Run TreasuryBench: set up a repeatable benchmark for personal-finance AI assistants

TL;DR in plain English

This guide explains how to get started with TreasuryBench, a personal‑finance assistant benchmark available at https://github.com/Treasury-Technologies-Inc/treasurybench.
High level: clone the repository, read the README, adapt a config for your assistant endpoints, run a small deterministic evaluation, and save run metadata for reproducibility and comparison.
Use small pilot runs first, then scale. Record a run_id and the harness commit SHA so future runs can be compared.

What you will build and why it helps

You will set up a repeatable evaluation harness that drives assistant endpoints with synthetic personas and produces machine‑readable outputs for analysis and CI. The repository referenced here contains the benchmark framework: https://github.com/Treasury-Technologies-Inc/treasurybench.

Why this helps:

Replace ad‑hoc/manual checks with automated, auditable runs that can be repeated and stored.
Machine‑readable outputs enable dashboards, gates, and automated regression detection.
Deterministic inputs and recorded run metadata make vendor/model comparisons fair and traceable.

Note: specific artifact names, file locations, and exact metrics used by your pipeline should be validated against the repository and are listed under Assumptions / Hypotheses below.

Before you start (time, cost, prerequisites)

Minimum practical prerequisites:

Git and network access to clone the repository.
API keys or endpoints for the assistant(s) you plan to test (store secrets in environment variables or a secrets manager; do not commit them).
Disk space appropriate for your planned run volume and retention policy.

Estimated time buckets (very approximate; validate against your environment):

Quick pilot: 5–15 minutes for a handful of personas.
Small run: 30–120 minutes for 50–200 calls depending on parallelism and latency.

Quick preflight checklist:

[ ] Clone the repo
[ ] Read the README and harness docs at https://github.com/Treasury-Technologies-Inc/treasurybench
[ ] Create local config and set API keys in env vars
[ ] Pick an initial persona subset (5–10)
[ ] Set a conservative parallelism and throttle to avoid rate limits

Cost tip: estimate tokens * calls * cost_per_1k before running to avoid surprises. See Assumptions / Hypotheses for an example formula.

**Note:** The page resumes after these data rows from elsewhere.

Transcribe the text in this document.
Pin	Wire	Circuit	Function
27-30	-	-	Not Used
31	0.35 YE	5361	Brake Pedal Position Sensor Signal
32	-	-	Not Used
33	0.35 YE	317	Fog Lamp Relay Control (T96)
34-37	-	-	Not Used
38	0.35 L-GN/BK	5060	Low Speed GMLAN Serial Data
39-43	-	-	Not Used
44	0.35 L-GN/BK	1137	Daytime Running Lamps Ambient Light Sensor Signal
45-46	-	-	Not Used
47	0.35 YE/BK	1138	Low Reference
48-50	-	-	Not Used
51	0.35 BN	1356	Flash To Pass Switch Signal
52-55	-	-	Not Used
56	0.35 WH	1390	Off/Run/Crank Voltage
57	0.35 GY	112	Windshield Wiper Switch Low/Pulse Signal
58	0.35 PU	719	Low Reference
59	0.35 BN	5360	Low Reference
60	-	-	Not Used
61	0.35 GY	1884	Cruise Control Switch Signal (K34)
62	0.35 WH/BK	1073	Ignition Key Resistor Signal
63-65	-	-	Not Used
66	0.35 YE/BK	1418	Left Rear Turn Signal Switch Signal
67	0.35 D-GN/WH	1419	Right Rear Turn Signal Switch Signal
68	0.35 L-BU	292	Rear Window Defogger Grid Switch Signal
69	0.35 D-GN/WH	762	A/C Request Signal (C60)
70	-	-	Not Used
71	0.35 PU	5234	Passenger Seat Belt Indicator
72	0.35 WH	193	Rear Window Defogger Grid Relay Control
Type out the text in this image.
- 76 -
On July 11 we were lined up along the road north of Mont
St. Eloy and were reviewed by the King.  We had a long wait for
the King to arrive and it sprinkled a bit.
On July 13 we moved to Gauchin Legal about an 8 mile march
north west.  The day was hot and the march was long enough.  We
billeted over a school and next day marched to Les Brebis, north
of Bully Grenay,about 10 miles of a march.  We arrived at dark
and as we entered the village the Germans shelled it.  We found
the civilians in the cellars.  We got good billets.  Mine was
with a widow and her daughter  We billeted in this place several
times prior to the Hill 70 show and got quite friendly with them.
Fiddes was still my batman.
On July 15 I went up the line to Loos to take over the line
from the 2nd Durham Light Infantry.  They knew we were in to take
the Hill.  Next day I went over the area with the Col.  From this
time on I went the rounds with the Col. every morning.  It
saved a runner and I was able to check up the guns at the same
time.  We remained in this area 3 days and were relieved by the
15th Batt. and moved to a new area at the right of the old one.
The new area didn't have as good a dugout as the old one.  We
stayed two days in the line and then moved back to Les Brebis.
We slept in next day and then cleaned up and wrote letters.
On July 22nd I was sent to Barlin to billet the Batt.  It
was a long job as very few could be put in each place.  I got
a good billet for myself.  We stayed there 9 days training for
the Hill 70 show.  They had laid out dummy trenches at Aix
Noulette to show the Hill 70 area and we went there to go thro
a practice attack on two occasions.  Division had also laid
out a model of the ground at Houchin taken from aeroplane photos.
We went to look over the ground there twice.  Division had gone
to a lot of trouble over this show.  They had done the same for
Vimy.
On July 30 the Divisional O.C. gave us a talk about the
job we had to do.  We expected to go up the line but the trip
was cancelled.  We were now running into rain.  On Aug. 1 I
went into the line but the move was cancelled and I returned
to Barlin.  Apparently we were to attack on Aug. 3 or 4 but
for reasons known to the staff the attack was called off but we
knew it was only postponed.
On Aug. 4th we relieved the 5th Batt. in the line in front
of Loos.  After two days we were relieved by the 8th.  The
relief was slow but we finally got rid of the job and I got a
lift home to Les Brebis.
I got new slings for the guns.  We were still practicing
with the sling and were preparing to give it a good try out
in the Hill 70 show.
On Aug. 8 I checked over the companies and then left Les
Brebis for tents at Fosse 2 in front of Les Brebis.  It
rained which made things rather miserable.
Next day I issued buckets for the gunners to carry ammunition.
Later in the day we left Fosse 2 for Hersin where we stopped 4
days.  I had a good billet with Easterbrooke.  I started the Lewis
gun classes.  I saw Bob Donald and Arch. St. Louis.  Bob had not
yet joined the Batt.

Step-by-step setup and implementation

Clone the code

git clone https://github.com/Treasury-Technologies-Inc/treasurybench.git
cd treasurybench
# Read README.md and any CONTRIBUTING.md in the repository for runtime and usage details

Read the project's runtime instructions (README) and adapt the example config there to your endpoints. The exact commands to install dependencies and run the harness depend on the runtime the repo uses.

Example minimal config (illustrative only — validate fields against the repo README):

{
  "dataset_version": "v1",
  "seed": 42,
  "endpoints": [ { "name": "my_endpoint", "url": "https://api.example/assistant" } ],
  "parallelism": 3
}

Run a small pilot using the project’s documented runner command (see README). After the run, locate and save the run metadata the harness emits (run_id, timestamp, dataset_version, seed, harness commit SHA).
Analyze outputs. Import CSV/JSON results into your analytics tooling or run ad‑hoc SQL queries to compute rates (harmful outputs, factual errors, latency percentiles).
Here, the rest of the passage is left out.